The would-be developer of a downtown hotel has backed off plans to construct a 140-room inn south of Court Avenue, citing what it considers to be unreasonable expectations for an archeological survey of the proposed site.

HRC Hotels LLC had been considering a purchase of 101, 121 and 114 S.W. Second St., proposing to redevelop the parcels with an approximately 80,000-square-foot Hampton Inn, before a Des Moines City Council motion in July made the survey a condition of the vacation of an alleyway needed to begin construction.

“Council directed staff to work with the developer regarding the archeological and historical architecture issues on the site,” said Matt Anderson, Des Moines economic development director. Following the July 27 council meeting, the applicant’s attorney told him “the project was no longer moving forward,” he said.

Jeffrey Good, president of HRC Hotels, said his company has spent nearly $150,000 on preliminary engineering work, a franchise fee and a third-party feasibility study of the downtown hotel market in anticipation of the development progressing.

“As you get further and further into the process and feel more comfortable with it, you tend to spend more money,” Good said. The Plan and Zoning Commission on July 16 recommended that the City Council approve the alleyway vacation, bolstering the developer’s confidence.

The Michigan-based company now stands to forfeit the $75,000 franchise fee if it is unable to secure an alternate downtown location for the hotel within eight months. But Good is concerned that he could face a similar issue at another site.

There are “a couple of people in the economic development department who have a certain vision of how they feel the downtown area should be developed,” Good said. He thinks the city is using the right-of-way approval process to force HRC Hotels to do the study, even though the developer isn’t pursuing any federal funds or tax abatements to offset the $15 million project cost.

“Is this the leverage they are going to use on each site?” Good asked. “Do you spend additional money to go through the process again and maybe end up with the same results? They have the right-of-way wild card to use whenever they want.”

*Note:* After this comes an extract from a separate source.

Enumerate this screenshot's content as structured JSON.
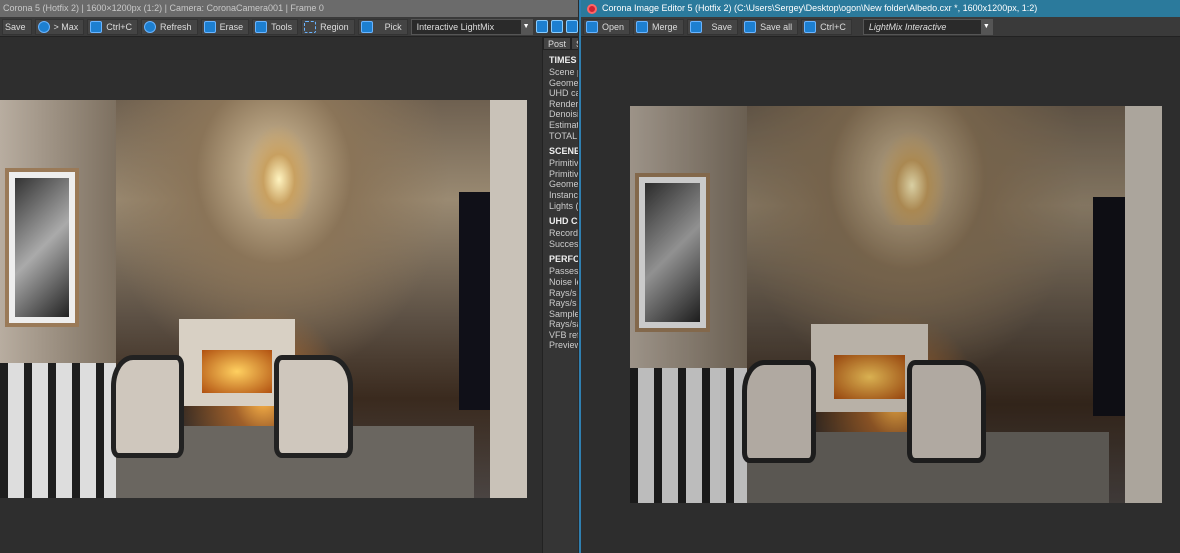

Good said depending on what an archeological dig would reveal, the project could be delayed for years. “We would have liked to know that earlier in the process,” he said. “We didn’t feel like we were in a position to take that additional risk.”

“In no way was the City Council saying (HRC Hotels) couldn’t develop there due to archeological restraints,” Anderson said. The council’s intent, he said, was only to investigate the historical and archeological implications of conveying the alleyway.

“If a developer wants our alley, we need to think of the implications of conveying that alley,” Anderson said. The specified conditions were not stringent enough to “derail a project.”

“If we are going to invest $15 million,” Good said, “we are going to follow the rules. But we need to figure out a way where the city can balance what (its) endowment in the project is going to be.

“We were told that we were going to lose the vote,” based on the council’s recommendations, he said.

Good said HRC’s intent was, and still is, to construct four or five hotels in Iowa, which includes its recently completed 82-room Hampton Inn and Suites in Marshalltown.

Anderson said the City Council and staff were looking forward to working with HRC on the development.

“It is unfortunate that they are not going forward,” he said.